In Nederland is wettelijk vastgelegd hoeveel een bedrijf minimaal moet betalen aan zijn werknemers. In de eerste helft van 2021 bedraagt het bruto wettelijk minimumloon voor werknemers van 21 jaar of ouder bij een volledig dienstverband 1 684,80 euro per maand. Doordat veel werknemers een deeltijdbaan hebben, verdienen zij een loon dat lager is dan dit bedrag. Daarnaast gelden voor jongeren lagere minimumloonbedragen dan voor volwassenen. Zo bedraagt het minimumjeugdloon van een 18-jarige 50 procent van het wettelijk minimumloon van volwassenen. Bij het tellen van het aantal

minimumloonbanen wordt hiermee rekening gehouden. Voor deeltijdbanen wordt een vergelijking gemaakt naar evenredigheid van de arbeidsduur van de baan. Overwerkloon en eenmalige beloningen tellen hierbij niet mee.

In 2019 werden 491 duizend banen van werknemers tegen maximaal het minimumloon per uur betaald. Dat is 6 procent van alle werknemersbanen. In nog eens 7 procent van alle werknemersbanen wordt maximaal 10 procent boven het minimumloon betaald. Het aantal minimumloonbanen als percentage van het totaal aantal werknemersbanen schommelde jarenlang rond de 6 procent. In 2019 kwam het aandeel minimumloonbanen met 5,8 procent uit op het laagste punt sinds 2006.
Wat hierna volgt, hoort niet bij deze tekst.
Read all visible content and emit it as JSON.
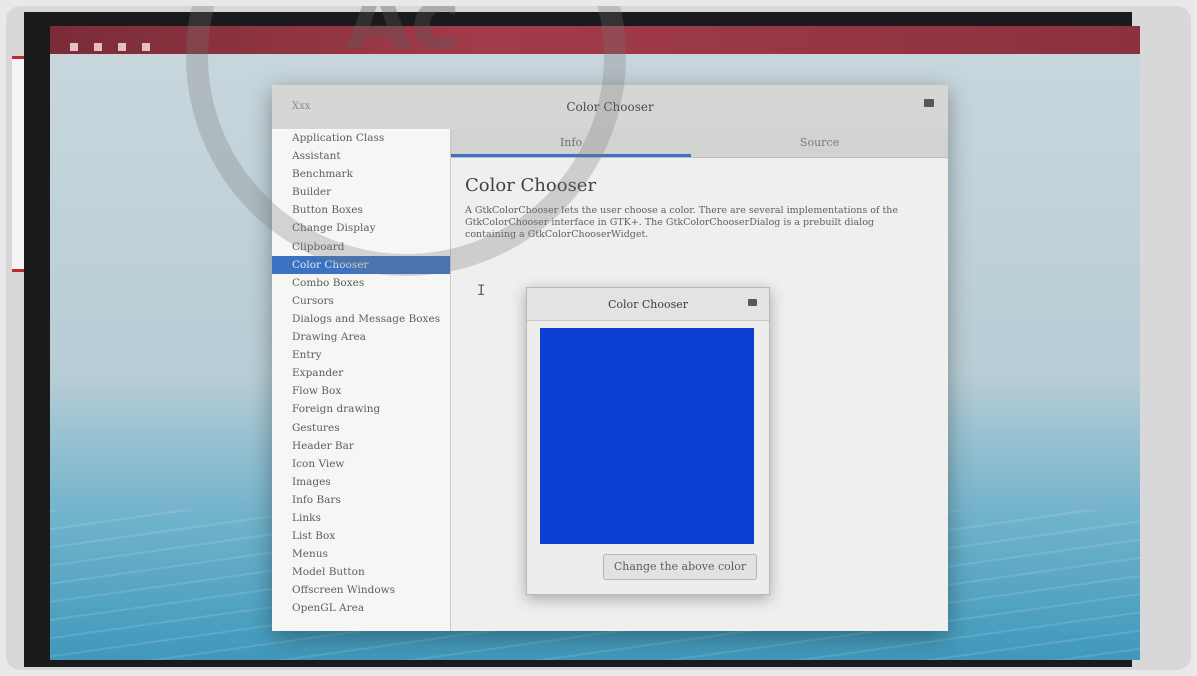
{
  "window": {
    "left_label": "Xxx",
    "title": "Color Chooser"
  },
  "sidebar": {
    "items": [
      "Application Class",
      "Assistant",
      "Benchmark",
      "Builder",
      "Button Boxes",
      "Change Display",
      "Clipboard",
      "Color Chooser",
      "Combo Boxes",
      "Cursors",
      "Dialogs and Message Boxes",
      "Drawing Area",
      "Entry",
      "Expander",
      "Flow Box",
      "Foreign drawing",
      "Gestures",
      "Header Bar",
      "Icon View",
      "Images",
      "Info Bars",
      "Links",
      "List Box",
      "Menus",
      "Model Button",
      "Offscreen Windows",
      "OpenGL Area"
    ],
    "selected_index": 7
  },
  "tabs": {
    "info": "Info",
    "source": "Source"
  },
  "content": {
    "heading": "Color Chooser",
    "description": "A GtkColorChooser lets the user choose a color. There are several implementations of the GtkColorChooser interface in GTK+. The GtkColorChooserDialog is a prebuilt dialog containing a GtkColorChooserWidget.",
    "cursor_glyph": "I"
  },
  "dialog": {
    "title": "Color Chooser",
    "swatch_color": "#0b3fd6",
    "button_label": "Change the above color"
  },
  "colors": {
    "selection": "#3b73c2",
    "topbar": "#a23b4a"
  },
  "watermark": {
    "text": "Ac"
  }
}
Er zijn meer vrouwen dan mannen met een minimumloonbaan. Wel is het aandeel vrouwen de laatste jaren gedaald. In 2019 verdiende van alle vrouwelijke werknemers 6,1 procent het minimumloon, bij de mannelijke werknemers was dat 5,4 procent. Bekeken naar leeftijd is de helft van alle minimumloonbanen voor werknemers jonger dan 25 jaar. Ook 65-plussers werken relatief vaak tegen maximaal het minimumloon. De gemiddelde minimumloner is veel jonger dan de gemiddelde werknemer: 1 op de 6 jongeren verdient het minimumloon.

Van de werknemers die 35 uur of meer per week werken verdient 3,2 procent het minimumloon. Bij de werknemers met een kortere arbeidsduur is het percentage minimumloners hoger. Van de werknemers die 20 tot 35 uur per week werken is dat 5,3 procent, van degenen die korter dan 12 uur per week werken 10 procent. Van alle minimumloners heeft slechts een kwart een voltijdbaan.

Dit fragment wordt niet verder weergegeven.